Sans même s’étendre sur le scénario du film, la Russie accomplit ici un coup de com’ exceptionnel. En effet, la date du lancement du projet russe a été donnée juste après l'annonce du tournage d'une scène du prochain film de Tom Cruise, en partenariat avec SpaceX. Mais l’équipe américaine n’empêchera pas le tournage russe d’avoir lieu avant le leur.

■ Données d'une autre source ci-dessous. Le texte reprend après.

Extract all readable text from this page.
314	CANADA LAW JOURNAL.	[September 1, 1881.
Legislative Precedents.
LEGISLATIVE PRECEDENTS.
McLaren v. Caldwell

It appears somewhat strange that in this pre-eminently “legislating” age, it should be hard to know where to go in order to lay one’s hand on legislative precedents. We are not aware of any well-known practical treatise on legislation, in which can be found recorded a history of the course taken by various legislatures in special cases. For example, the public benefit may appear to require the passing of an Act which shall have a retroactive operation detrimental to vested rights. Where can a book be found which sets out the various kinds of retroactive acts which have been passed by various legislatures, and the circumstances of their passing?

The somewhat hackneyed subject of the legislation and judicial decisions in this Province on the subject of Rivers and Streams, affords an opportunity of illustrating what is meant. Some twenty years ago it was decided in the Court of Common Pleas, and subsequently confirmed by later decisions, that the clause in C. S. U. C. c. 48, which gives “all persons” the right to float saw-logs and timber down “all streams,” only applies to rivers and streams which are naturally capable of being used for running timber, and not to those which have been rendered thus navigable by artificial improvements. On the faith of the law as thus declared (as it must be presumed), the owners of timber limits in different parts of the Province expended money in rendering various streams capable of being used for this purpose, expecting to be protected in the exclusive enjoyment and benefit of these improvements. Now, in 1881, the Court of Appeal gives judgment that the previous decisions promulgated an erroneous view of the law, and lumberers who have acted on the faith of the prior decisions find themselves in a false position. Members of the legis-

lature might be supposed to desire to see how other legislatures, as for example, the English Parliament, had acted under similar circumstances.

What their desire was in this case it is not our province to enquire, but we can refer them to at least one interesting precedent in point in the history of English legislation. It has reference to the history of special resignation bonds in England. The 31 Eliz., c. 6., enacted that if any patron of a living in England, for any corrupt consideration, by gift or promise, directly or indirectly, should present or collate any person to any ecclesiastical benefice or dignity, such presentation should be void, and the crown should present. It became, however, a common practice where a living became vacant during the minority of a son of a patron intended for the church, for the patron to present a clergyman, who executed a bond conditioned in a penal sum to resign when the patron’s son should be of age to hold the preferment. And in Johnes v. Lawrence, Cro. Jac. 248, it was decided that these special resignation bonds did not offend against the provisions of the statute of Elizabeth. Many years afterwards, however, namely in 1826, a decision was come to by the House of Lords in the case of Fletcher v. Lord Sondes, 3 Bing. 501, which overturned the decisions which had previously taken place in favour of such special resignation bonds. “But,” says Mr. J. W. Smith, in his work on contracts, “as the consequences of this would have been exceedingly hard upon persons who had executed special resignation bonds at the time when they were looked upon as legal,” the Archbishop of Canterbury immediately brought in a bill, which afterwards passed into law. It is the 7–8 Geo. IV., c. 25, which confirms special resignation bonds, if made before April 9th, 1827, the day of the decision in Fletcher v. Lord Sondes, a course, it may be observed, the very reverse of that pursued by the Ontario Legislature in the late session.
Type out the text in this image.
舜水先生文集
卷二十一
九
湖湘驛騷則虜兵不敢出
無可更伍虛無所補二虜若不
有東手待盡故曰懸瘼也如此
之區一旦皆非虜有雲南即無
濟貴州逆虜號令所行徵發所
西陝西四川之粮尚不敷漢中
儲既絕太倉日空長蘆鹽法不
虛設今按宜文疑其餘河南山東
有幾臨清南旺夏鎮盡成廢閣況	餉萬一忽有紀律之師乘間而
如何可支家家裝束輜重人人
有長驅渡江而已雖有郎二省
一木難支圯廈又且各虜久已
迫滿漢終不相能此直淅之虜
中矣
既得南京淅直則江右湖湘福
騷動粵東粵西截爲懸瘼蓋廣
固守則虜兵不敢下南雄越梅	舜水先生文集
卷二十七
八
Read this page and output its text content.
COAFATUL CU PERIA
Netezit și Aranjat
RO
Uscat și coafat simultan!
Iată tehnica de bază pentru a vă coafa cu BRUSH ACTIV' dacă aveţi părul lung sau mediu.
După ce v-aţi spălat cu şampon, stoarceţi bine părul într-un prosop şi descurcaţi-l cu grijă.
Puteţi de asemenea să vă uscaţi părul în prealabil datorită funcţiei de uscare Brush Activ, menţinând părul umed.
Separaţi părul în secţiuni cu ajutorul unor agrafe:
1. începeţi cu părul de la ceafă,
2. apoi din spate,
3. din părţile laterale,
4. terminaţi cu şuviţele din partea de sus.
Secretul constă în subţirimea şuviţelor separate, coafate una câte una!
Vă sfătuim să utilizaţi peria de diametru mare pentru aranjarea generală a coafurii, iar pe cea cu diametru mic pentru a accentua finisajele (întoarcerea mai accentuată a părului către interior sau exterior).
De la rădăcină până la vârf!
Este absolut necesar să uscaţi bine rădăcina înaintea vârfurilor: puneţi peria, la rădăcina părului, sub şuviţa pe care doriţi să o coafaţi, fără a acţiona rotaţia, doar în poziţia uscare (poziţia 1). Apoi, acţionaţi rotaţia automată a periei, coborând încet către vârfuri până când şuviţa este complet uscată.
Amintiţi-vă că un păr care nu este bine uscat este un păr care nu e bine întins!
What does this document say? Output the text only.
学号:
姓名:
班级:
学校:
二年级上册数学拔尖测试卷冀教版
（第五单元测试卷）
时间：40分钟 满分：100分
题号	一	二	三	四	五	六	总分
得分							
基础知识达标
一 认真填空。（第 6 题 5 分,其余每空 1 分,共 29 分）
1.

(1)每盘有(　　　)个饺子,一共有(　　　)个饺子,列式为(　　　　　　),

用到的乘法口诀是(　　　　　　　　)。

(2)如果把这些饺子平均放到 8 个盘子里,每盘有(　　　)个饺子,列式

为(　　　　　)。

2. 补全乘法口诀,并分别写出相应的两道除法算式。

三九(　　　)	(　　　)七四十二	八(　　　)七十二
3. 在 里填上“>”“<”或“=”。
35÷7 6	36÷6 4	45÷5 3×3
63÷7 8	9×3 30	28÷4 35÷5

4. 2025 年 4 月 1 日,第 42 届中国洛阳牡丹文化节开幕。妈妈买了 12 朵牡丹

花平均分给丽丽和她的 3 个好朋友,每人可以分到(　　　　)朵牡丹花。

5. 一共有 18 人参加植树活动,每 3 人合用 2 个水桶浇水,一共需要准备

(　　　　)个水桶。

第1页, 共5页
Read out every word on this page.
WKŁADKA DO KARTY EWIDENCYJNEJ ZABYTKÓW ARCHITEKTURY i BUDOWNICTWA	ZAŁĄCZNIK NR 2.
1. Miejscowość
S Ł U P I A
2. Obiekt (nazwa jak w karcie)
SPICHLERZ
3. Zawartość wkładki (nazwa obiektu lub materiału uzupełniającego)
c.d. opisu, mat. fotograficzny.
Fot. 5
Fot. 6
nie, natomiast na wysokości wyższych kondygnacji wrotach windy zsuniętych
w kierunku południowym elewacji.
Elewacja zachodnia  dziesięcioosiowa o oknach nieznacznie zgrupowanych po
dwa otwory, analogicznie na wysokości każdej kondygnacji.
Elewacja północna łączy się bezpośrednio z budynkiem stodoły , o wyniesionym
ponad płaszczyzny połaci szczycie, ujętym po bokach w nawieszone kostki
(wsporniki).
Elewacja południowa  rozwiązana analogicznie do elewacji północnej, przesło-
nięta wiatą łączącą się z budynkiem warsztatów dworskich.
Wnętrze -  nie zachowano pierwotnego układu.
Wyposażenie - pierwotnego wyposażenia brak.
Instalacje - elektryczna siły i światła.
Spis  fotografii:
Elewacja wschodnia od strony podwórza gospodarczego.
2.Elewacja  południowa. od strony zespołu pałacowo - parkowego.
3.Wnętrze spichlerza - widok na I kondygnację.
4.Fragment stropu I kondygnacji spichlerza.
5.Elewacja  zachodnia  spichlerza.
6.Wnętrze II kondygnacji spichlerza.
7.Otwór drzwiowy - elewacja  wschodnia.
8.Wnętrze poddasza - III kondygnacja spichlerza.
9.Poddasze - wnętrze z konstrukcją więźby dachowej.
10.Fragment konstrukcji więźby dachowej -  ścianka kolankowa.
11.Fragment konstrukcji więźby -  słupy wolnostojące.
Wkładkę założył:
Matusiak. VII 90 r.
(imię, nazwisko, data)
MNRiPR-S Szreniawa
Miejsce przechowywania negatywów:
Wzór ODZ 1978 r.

Opération soft power de grande ampleur

Cette annonce intervient à peine un an après la perte du monopole des vols habités de la Terre à l'ISS, remporté par Elon Musk. Il n'en fallait pas plus pour que les Russes rappellent leurs ambitions au milieu d'un ciel convoité. Sans surprise, le film sera porteur d'une dimension politique. D'ailleurs, Loulia Perresild est méconnue en Europe, mais l'actrice a popularisé son nom en Russie au fil de films de guerre à succès, aux contours explicitement patriotiques. Elle s'élève comme le fer de lance symbolique d'une opération « soft-power » de grande ampleur : la Russie souhaite débuter la promotion du tourisme spatial avant le lancement de sa propre station orbitale d'ici 2025.

On est loin des ambitions de Pornhub qui voulait financer un film porno tourné en orbite.

Les nouveaux enjeux de l'Eldorado spatial : un espace ouvert aux civils ?

Ces projets de films témoignent d'une forme d'ouverture sur l'espace au plus grand nombre. À l'heure où les institutions privées comme SpaceX ou Blue Origin concurrencent les structures publiques traditionnelles, l'espace ouvre ses horizons à d'autres domaines que la science. Même si ces projets cinématographiques gardent une dimension politique traditionnelle, ils participent au développement d'un business d'ouverture spatiale. En 2019, la NASA se déclarait ouverte aux opportunités business, afin de générer des fonds pour les projets scientifiques. Aujourd'hui, les potentialités du tourisme spatial font clairement partie des préoccupations d'organismes privés.